A third soldier, a serviceman, had been struck in the upper body. He expressed pain as doctors placed him on a medical cot, removed a bloody dressing and treated his two-day-old shrapnel wound. Covered in a thermal sheet, he borrowed a cellphone to call his family member. “A fragment of artillery struck me. It was a deflected projectile. My condition is stable,” he told her. What were his plans now? “To get better. That will take a few months. Subsequently, to go back to my military group. Our forces must protect our country,” he said.
Doctors care for Taras Mykolaichuk, who was injured in the dorsal area by a piece of artillery shell.

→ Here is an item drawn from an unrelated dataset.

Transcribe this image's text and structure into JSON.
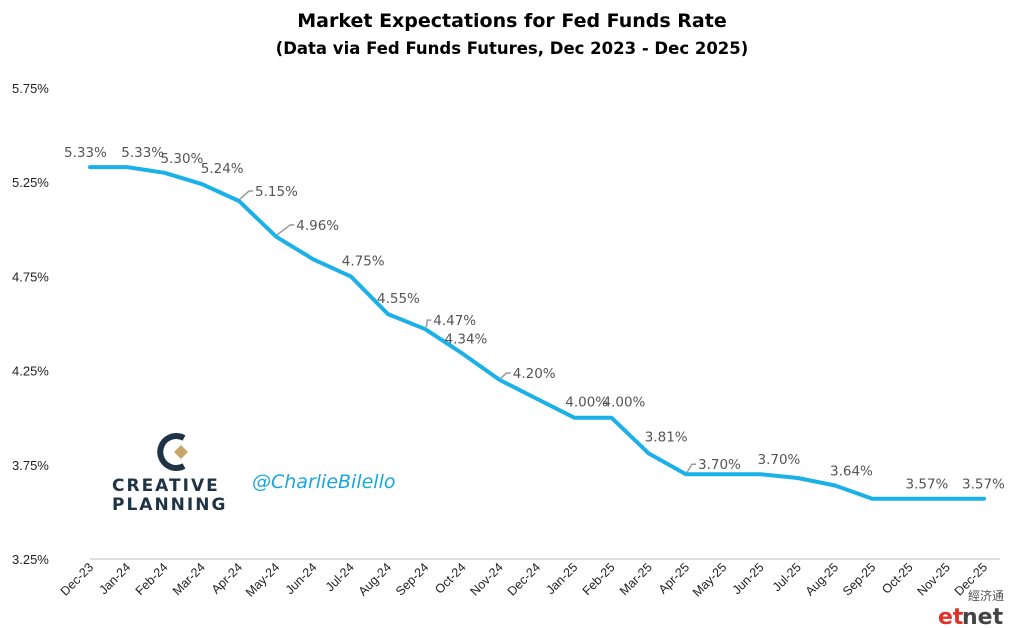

Over the past years, enemy forces has repeatedly targeted hospitals, health facilities, maternity wards and emergency vehicles. Per human rights groups, over two hundred health workers have been fatally attacked in almost two thousand assaults. This subterranean hospital is constructed from four reinforced shelters, with wooden supports, earth and sand placed above reaching ground level. It can withstand direct hits from large-caliber artillery shells and even multiple 8kg explosive devices released by aerial means.
The Ukrainian steel and mining company, which funded the construction, intends to erect twenty units in total. The head of Ukraine’s national security council and ex- military leader, the official, declared they would be “critically essential for preserving the lives of our armed forces and supporting defenders on the battlefront.” The company described the initiative as the “most ambitious and demanding” it had undertaken after the enemy's military offensive.
One of the facility's surgical rooms.
Holovashchenko, said certain wounded soldiers had to wait many hours or even multiple days before they could be transported due to the threat of aerial attacks. “Our facility received two critically ill patients who came at the early hours. It was necessary to perform a double amputation on one of them. His tourniquet had been on for so long there was no alternative.” How did he cope with severe surgeries? “My career in medicine for 20 years. One must concentrate,” he said.
Orderlies transported Mykolaichuk up the passage and into an emergency vehicle. The transport was stationed under a bush. He and the other soldiers were taken to the city of a major city for further treatment. The subterranean hospital staff paused for rest. The hospital’s ginger cat, the mascot, walked up to the entrance to greet the next arrivals. “We are active 24 hours a day,” the surgeon stated. “It doesn’t stop.”